Earlier, Jesus had reached to the heart of Peter’s troubled soul when he told Simon his mind was not set on the interests of God but of men (Matt. 16:23). Later, the Savior warned Peter that the outcome of the apostle’s failure to find lasting peace with God would be a time of severe trial when Satan would sift him like wheat (Luke 21:31). That very night, Jesus’ words were fulfilled. Simon sank to the depths of selfishness, three times denying his Lord, at least once with cursing and swearing (Mark 14:71). But the Father answered the prayer of Jesus: Simon’s faith did not fail. At this point, a look from the Savior pierced his heart and with bitter tears Simon repented. Ever after, Simon Peter was a changed man — a source of strength to others (Luke 21:32; 61-62).
And for Simon, finding peace with God brought peace with himself. The Peter who had fearfully awakened Jesus that storm-tossed night on the Sea of Galilee now found the peace to sleep very well the night before Herod had purposed his execution. So soundly was he sleeping that the angel sent to deliver Peter had to strike him in the side to awaken him (Acts 12:6, 7). Simon had learned to sleep like Jesus, and we need to learn to sleep like Peter.
But not only did Simon find peace with himself, but he also found peace with others. When for a moment the old, selfish Peter resurfaced at Antioch, the apostle Paul was forced to administer a public rebuke (Gal. 2:12-14). But Simon Peter, the man who once had stretched out a sword in bloody violence against another, later wrote of Paul as his “beloved brother” (2 Pet. 3:15).

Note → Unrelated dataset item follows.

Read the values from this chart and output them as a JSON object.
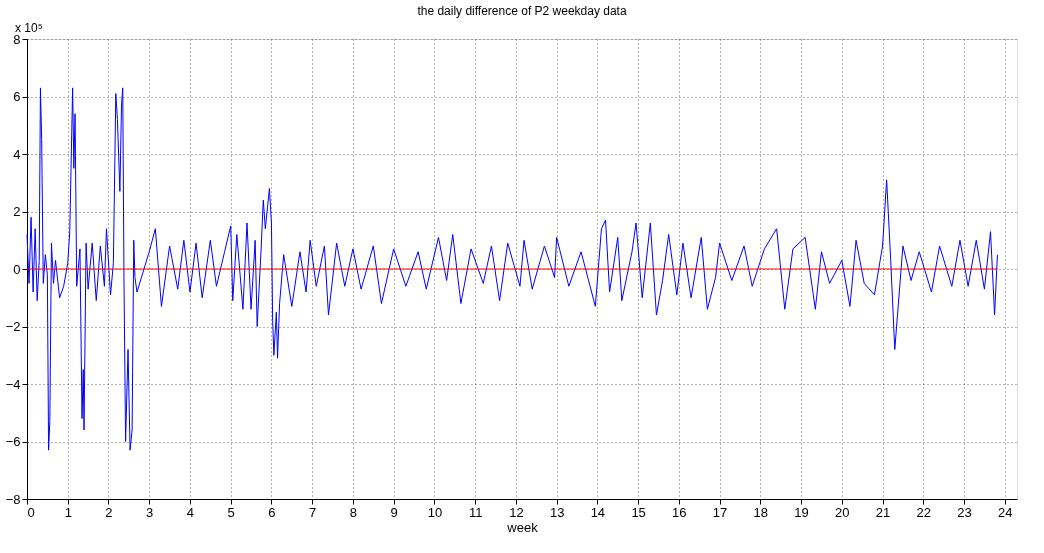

The life of Peter testifies that those who will submit to the Prince of Peace truly find “peace on earth” (Luke 2:14). If you are seeking peace in your life, then seek to live the life that Christians live. By submitting your will to the Lord and striving every day to put God first in your life, you also can experience “the peace of God that passes all understanding” (Phil. 4:7).